In this way, an analysis based on various perspectives is needed to clearly identify the specific conditions that can have a similar bead geometry compared to the intermittent variables, and it is necessary to identify the phenomenon in which the structure of a weldment is hardened by matching the characteristics generated from the correlation between the partially divided bead geometry within a weldment to the dilution ratio of a weldment.

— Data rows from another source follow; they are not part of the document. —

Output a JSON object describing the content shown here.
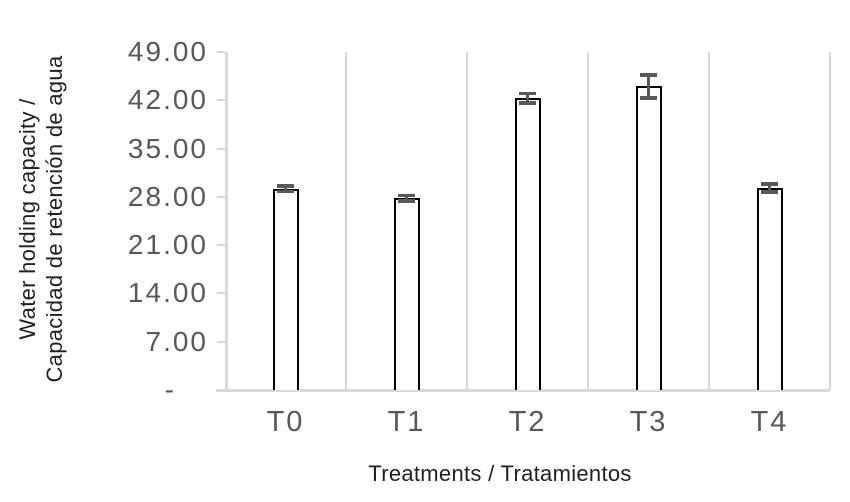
{
  "figure": {
    "background": "#ffffff"
  },
  "chart_data": {
    "type": "bar",
    "title": "",
    "categories": [
      "T0",
      "T1",
      "T2",
      "T3",
      "T4"
    ],
    "values": [
      29.2,
      27.8,
      42.3,
      44.0,
      29.3
    ],
    "error_bars_plus_minus": [
      0.4,
      0.4,
      0.7,
      1.7,
      0.6
    ],
    "xlabel": "Treatments / Tratamientos",
    "ylabel": "Water holding capacity / Capacidad de retención de agua",
    "ylabel_lines": [
      "Water holding capacity /",
      "Capacidad de retención de agua"
    ],
    "ylim": [
      0,
      49
    ],
    "yticks": [
      {
        "value": 49,
        "label": "49.00"
      },
      {
        "value": 42,
        "label": "42.00"
      },
      {
        "value": 35,
        "label": "35.00"
      },
      {
        "value": 28,
        "label": "28.00"
      },
      {
        "value": 21,
        "label": "21.00"
      },
      {
        "value": 14,
        "label": "14.00"
      },
      {
        "value": 7,
        "label": "7.00"
      },
      {
        "value": 0,
        "label": "-"
      }
    ],
    "grid": {
      "vertical_category_separators": true,
      "horizontal": false
    },
    "legend": {
      "visible": false
    },
    "colors": {
      "bar_fill": "#ffffff",
      "bar_border": "#000000",
      "error_bar": "#595959",
      "axis_line": "#d9d9d9",
      "tick_label": "#595959",
      "axis_title": "#231f20"
    }
  }
}
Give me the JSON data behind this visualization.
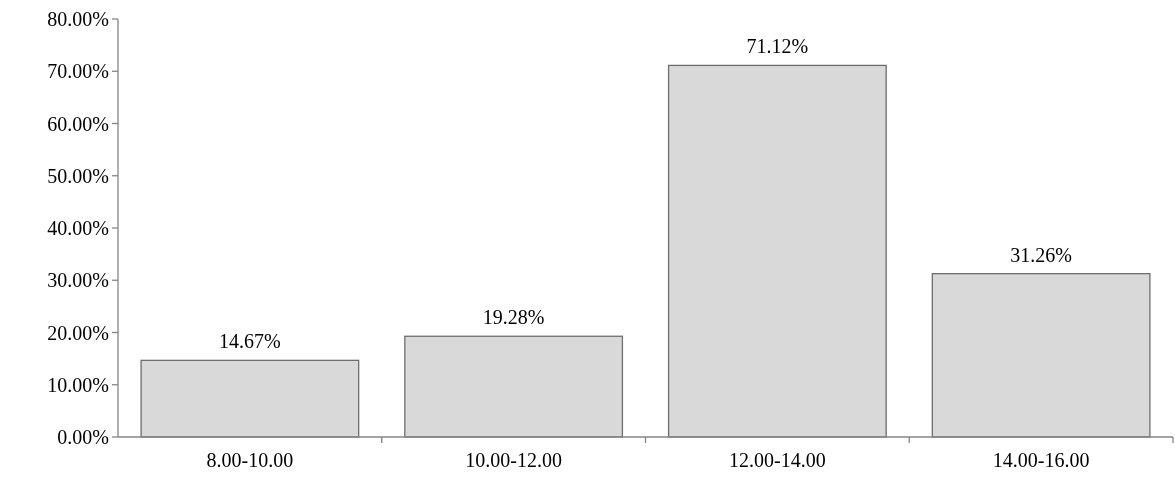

In 9% Ni steel, a higher dilution ratio of the base material leads to lower strength. For this reason, to guarantee the required strength, excessive dilution of the base material should be avoided. Although prior studies on the correlation between dilution ratio and strength have found that tensile strength does not change dramatically even when there is 10–20% change in the dilution ratio, it has been reported that strength may drop below the API standard of 363 MPa due to the hardening of the weldment if the dilution ratio is 25% or more [
19,
20].
Therefore, in this study, the dilution ratio formed in the weldment was calculated for the flux cored arc welding process applied to 9% Ni, a cryogenic steel, and the phenomenon in which a hardened weldment is created compared to the heat-affected zone was identified in a procedure based on the calculated dilution ratio. This study tried with purpose a method for quantitatively evaluating the quality of weldments. Therefore, the bead geometry, hardness, and dilution rate were analyzed for the welded part (which was tested by applying various process variables), and the correlation of the tendency of the quality of the welded part to deteriorate was derived. In addition, the raw data collected to quantify the quality deterioration characteristics of the collected welds was trained by the discriminant function. The effects contained in the process variables were predicted, and the quality deterioration characteristics were based on the process variables [
21,
22,
23]. If this as expected, we have also proposed a multipurpose algorithm that can be systematically avoided.